I am and always have been a huge fan of chocolate crackles made with Kellog's rice bubbles. yummo! smiley - bigeyes



Cornflakes, the essential aid to abstinence

Post 17

Gwennie

Sorry to hear about the sponsorship thingee....

Has anyone ever eaten cornflakes (or other crunchy cereals) in bed and then had all the crumbs to sleep on (or with)? Isn't it annoying?
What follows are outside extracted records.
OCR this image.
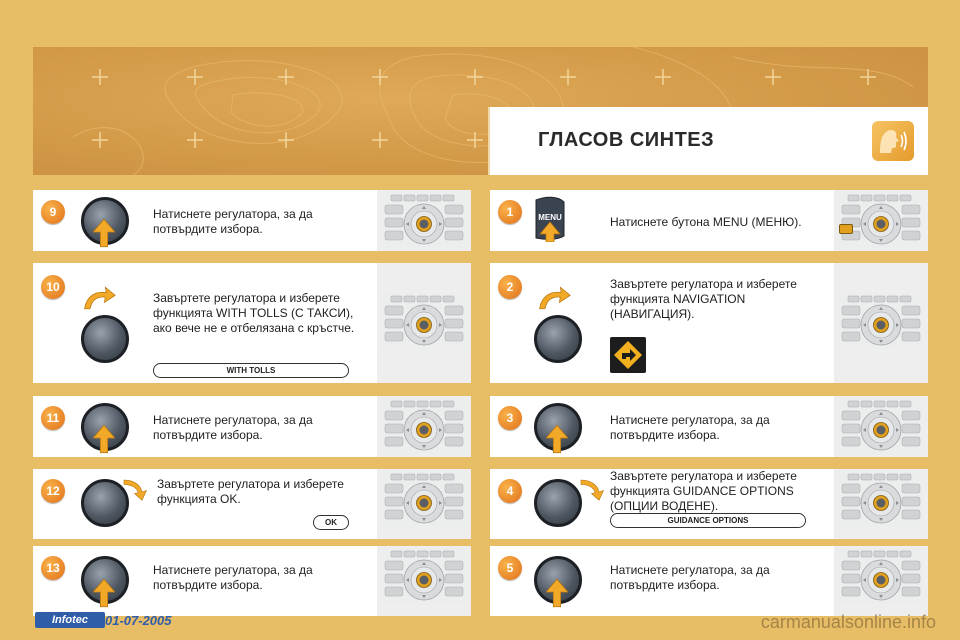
ГЛАСОВ СИНТЕЗ
9	Натиснете регулатора, за да потвърдите избора.
10
Завъртете регулатора и изберете функцията WITH TOLLS (С ТАКСИ), ако вече не е отбелязана с кръстче.
WITH TOLLS
11	Натиснете регулатора, за да потвърдите избора.
12	Завъртете регулатора и изберете функцията OK.
OK
13	Натиснете регулатора, за да потвърдите избора.
1	MENU	Натиснете бутона MENU (МЕНЮ).
2	Завъртете регулатора и изберете функцията NAVIGATION (НАВИГАЦИЯ).
3	Натиснете регулатора, за да потвърдите избора.
4
Завъртете регулатора и изберете функцията GUIDANCE OPTIONS (ОПЦИИ ВОДЕНЕ).
GUIDANCE OPTIONS
5	Натиснете регулатора, за да потвърдите избора.
Infotec	01-07-2005	carmanualsonline.info
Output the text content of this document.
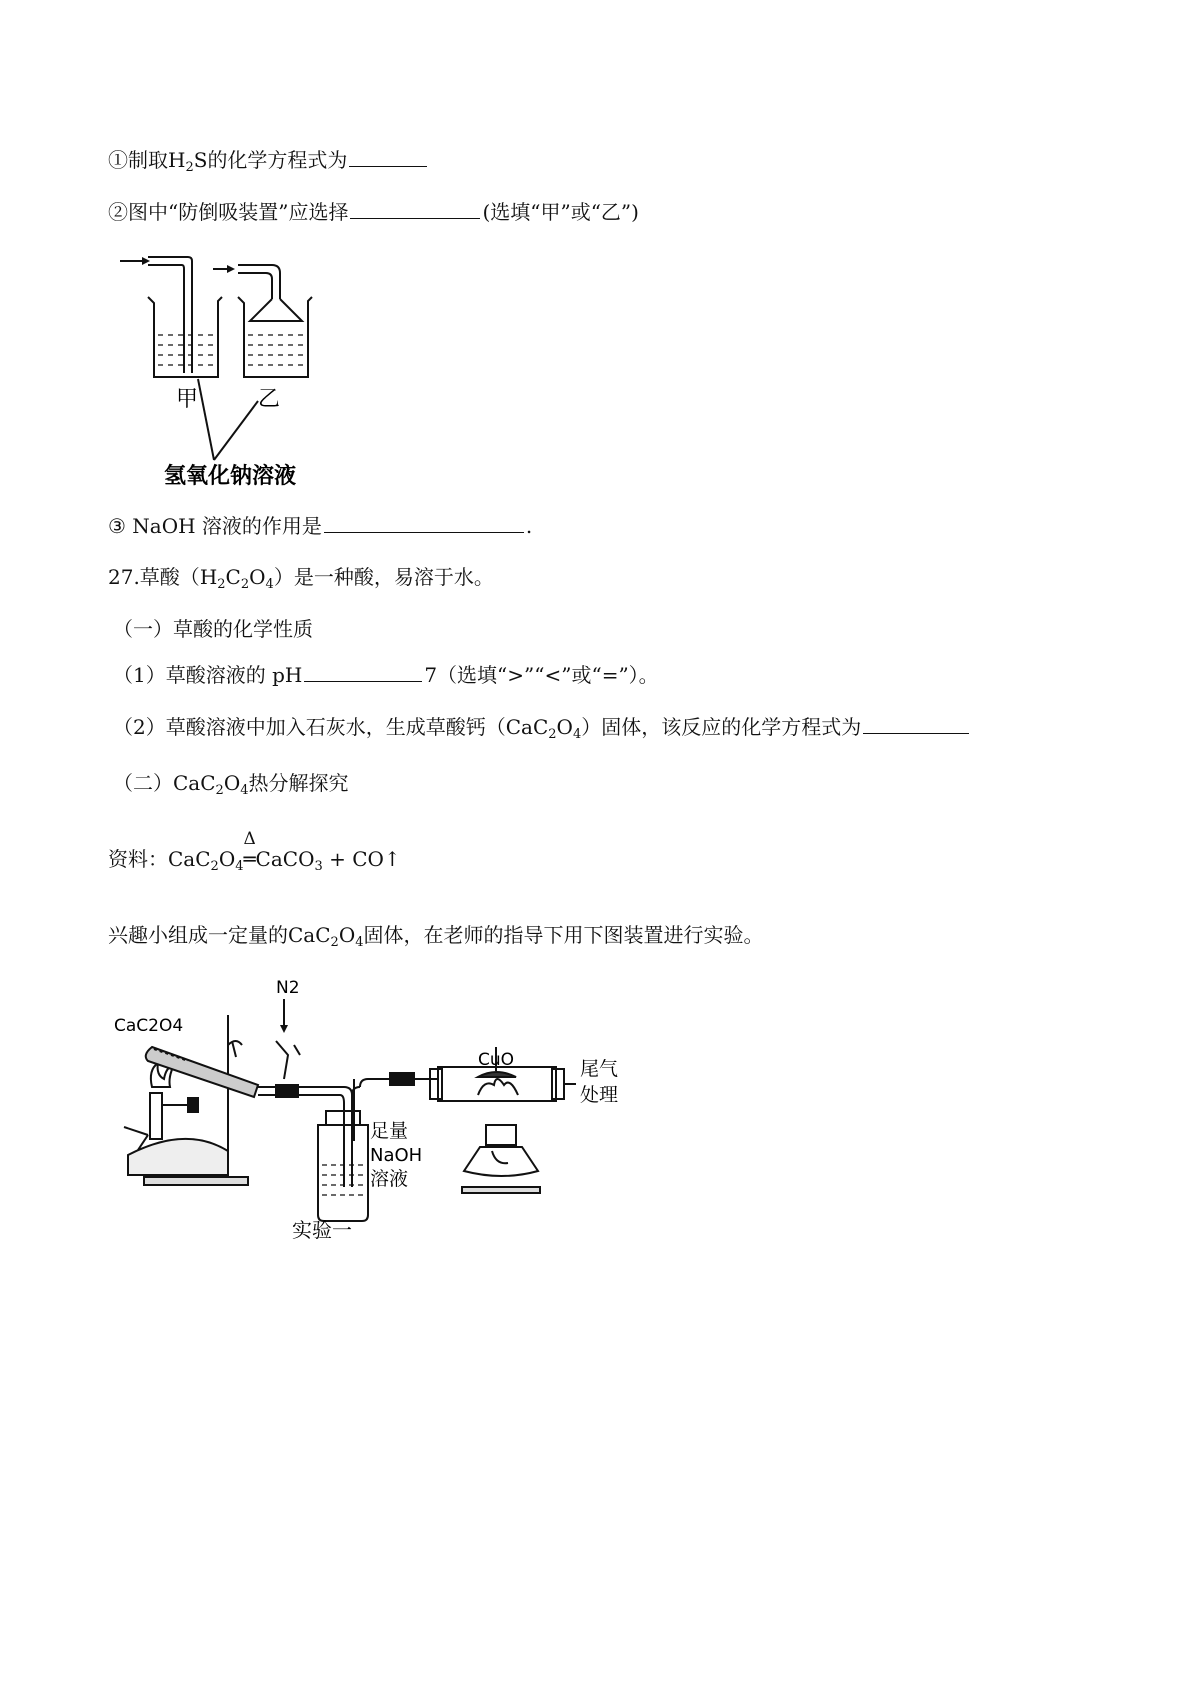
①制取$H_2S$的化学方程式为
②图中“防倒吸装置”应选择	(选填“甲”或“乙”)
甲	乙
氢氧化钠溶液
③ NaOH 溶液的作用是	.
27.草酸$(H_2C_2O_4)$是一种酸，易溶于水。
（一）草酸的化学性质
（1）草酸溶液的 pH	7（选填“>”“<”或“=”）。
（2）草酸溶液中加入石灰水，生成草酸钙$(CaC_2O_4)$固体，该反应的化学方程式为
（二）$CaC_2O_4$热分解探究
资料：$CaC_2O_4$
Δ
═CaCO$_3$ + CO↑
兴趣小组成一定量的$CaC_2O_4$固体，在老师的指导下用下图装置进行实验。
CaC2O4
N2
CuO	尾气
处理
足量
NaOH
溶液
实验一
Never mind noises in your head - strange noises in your bed instead! smiley - smiley

Why do I always have to lower the tone of a conversation??? smiley - winkeye


Cornflakes, the essential aid to abstinence

Post 18

Mustapha

Exactly how are you eating the cornflakes? In the bowl, not at it. smiley - smiley


Cornflakes, the essential aid to abstinence

Post 19

Wand'rin star

The only advantage to living by yourself is that you can eat anything you like in bed. I would caution against mangoes, though as it seems to be impossible to get the juice stains out of the sheets.smiley - sadface


Cornflakes, the essential aid to abstinence

Post 20

Blatherskite the Mugwump - Bandwidth Bandit

Isn't that the point of living by yourself? Who cares about the stains, right? smiley - winkeye

About that "Road to Wellville" stuff, amazingly, the idea hasn't gone away. Marylou (Marylin?) Henner, the token chick on the '70's sitcom "Taxi," is now trying to pass herself off as a dietician/health guru, and the heart of her regime is a battery of colonics, along with foods designed to make one...errr...defecate freely and often. I think she believes that powerful bowel muscles are the true road to health. I think she ought to try a treadmill first.